Saturday, November 08, 2008

La beauté sera convulsive

Last weekend, I went to the temporary Chanel Mobile Art exhibit in Central Park, which has moved on and will soon reappear in London. Not surprisingly, it was a lot like looking at a great issue of a fashion magazine: gorgeous, provocative, occasionally thought-provoking - but ultimately forgettable.

Unlike a magazine, which you can dip into on any page and read as you please, Mobile Art wants you to see it their way, not unlike having a chic saleswoman guide you around an expensive boutique. So visitors are asked by attractive and heavily scripted employees to check their bags and coats and don a tiny MP3 player, with over-the-ear headphones. The voice in those headphones, telling you when to turn right and left and providing art-related, world-weary musings, is the inimitable Jeanne Moreau.

Moreau, like her contemporary Anouk Aimée (so unforgettable in the beautifully scored but treacly A Man and a Woman), has always had the sort of wise, off-handed stylishness that only gets better with age.

While Catherine Deneuve always appeared perfectly coiffed and made up, even at her most aloofly depraved, as in Belle de Jour (a look channeled by Kate Winslet in a feature in the current Vanity Fair that's an empty-fashion classic, with clothes by Stefano Pilati channeling St.

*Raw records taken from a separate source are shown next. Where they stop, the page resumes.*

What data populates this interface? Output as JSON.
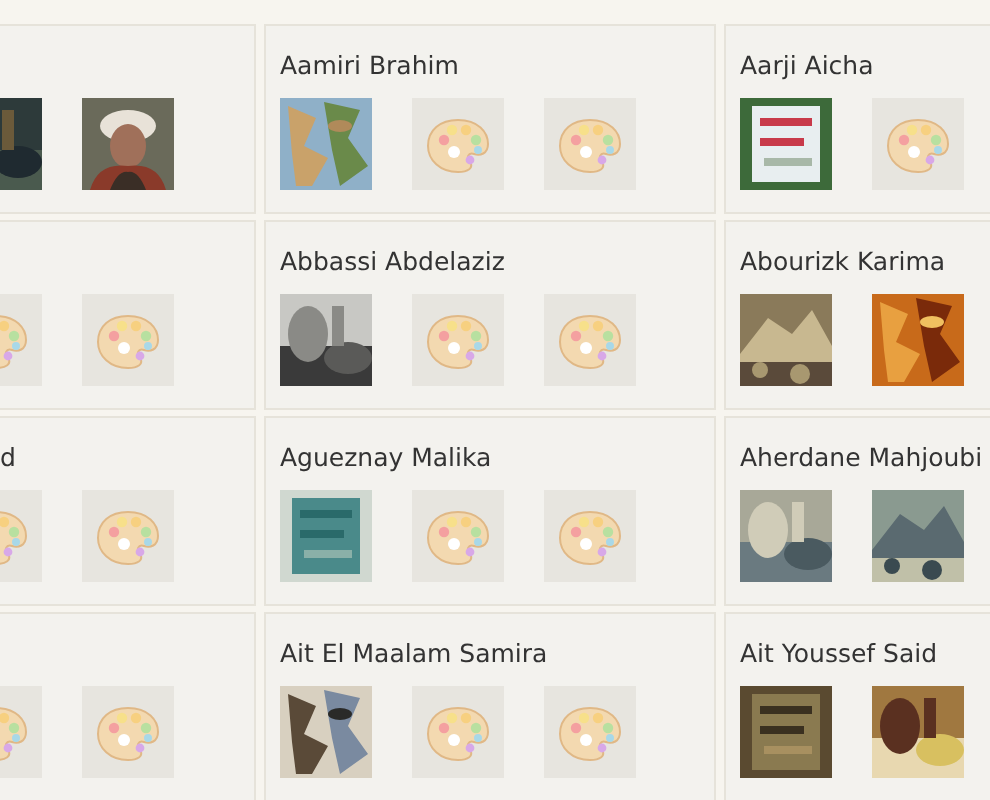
{
  "rows": [
    {
      "cells": [
        {
          "thumbs": [
            {
              "kind": "picture"
            },
            {
              "kind": "picture"
            }
          ]
        },
        {
          "name": "Aamiri Brahim",
          "thumbs": [
            {
              "kind": "picture"
            },
            {
              "kind": "placeholder"
            },
            {
              "kind": "placeholder"
            }
          ]
        },
        {
          "name": "Aarji Aicha",
          "thumbs": [
            {
              "kind": "picture"
            },
            {
              "kind": "placeholder"
            }
          ]
        }
      ]
    },
    {
      "cells": [
        {
          "thumbs": [
            {
              "kind": "placeholder"
            },
            {
              "kind": "placeholder"
            }
          ]
        },
        {
          "name": "Abbassi Abdelaziz",
          "thumbs": [
            {
              "kind": "picture"
            },
            {
              "kind": "placeholder"
            },
            {
              "kind": "placeholder"
            }
          ]
        },
        {
          "name": "Abourizk Karima",
          "thumbs": [
            {
              "kind": "picture"
            },
            {
              "kind": "picture"
            }
          ]
        }
      ]
    },
    {
      "cells": [
        {
          "name": "d",
          "thumbs": [
            {
              "kind": "placeholder"
            },
            {
              "kind": "placeholder"
            }
          ]
        },
        {
          "name": "Agueznay Malika",
          "thumbs": [
            {
              "kind": "picture"
            },
            {
              "kind": "placeholder"
            },
            {
              "kind": "placeholder"
            }
          ]
        },
        {
          "name": "Aherdane Mahjoubi",
          "thumbs": [
            {
              "kind": "picture"
            },
            {
              "kind": "picture"
            }
          ]
        }
      ]
    },
    {
      "cells": [
        {
          "thumbs": [
            {
              "kind": "placeholder"
            },
            {
              "kind": "placeholder"
            }
          ]
        },
        {
          "name": "Ait El Maalam Samira",
          "thumbs": [
            {
              "kind": "picture"
            },
            {
              "kind": "placeholder"
            },
            {
              "kind": "placeholder"
            }
          ]
        },
        {
          "name": "Ait Youssef Said",
          "thumbs": [
            {
              "kind": "picture"
            },
            {
              "kind": "picture"
            }
          ]
        }
      ]
    }
  ]
}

Laurent, who dressed Deneuve for the film), Moreau had a range that Amazon's review of her breakthrough role in Truffaut's Jules and Jim describes as "impulsive, demanding, sensual, passionate, destructive, and ultimately unknowable."

Just like the title character in the surrealist Andre Breton's novel Nadja, who insisted that "la beauté sera CONVULSIVE ou ne sera plus" (my adopted motto, which translates as "beauty will be convulsive or will not be at all"), that's who I wanted to be when I didn't grow up. But if what she sounds like at 80 is any indication, I also want to be her if I ever do.

Take a look at her in the 1958 Ascenseur pour l'échafaud (Elevator to the Gallows), directed by Louis Malle, with an ultra-cool soundtrack by Miles Davis. It's enough to make me want to spend my life wandering the streets of Paris, even unhappily.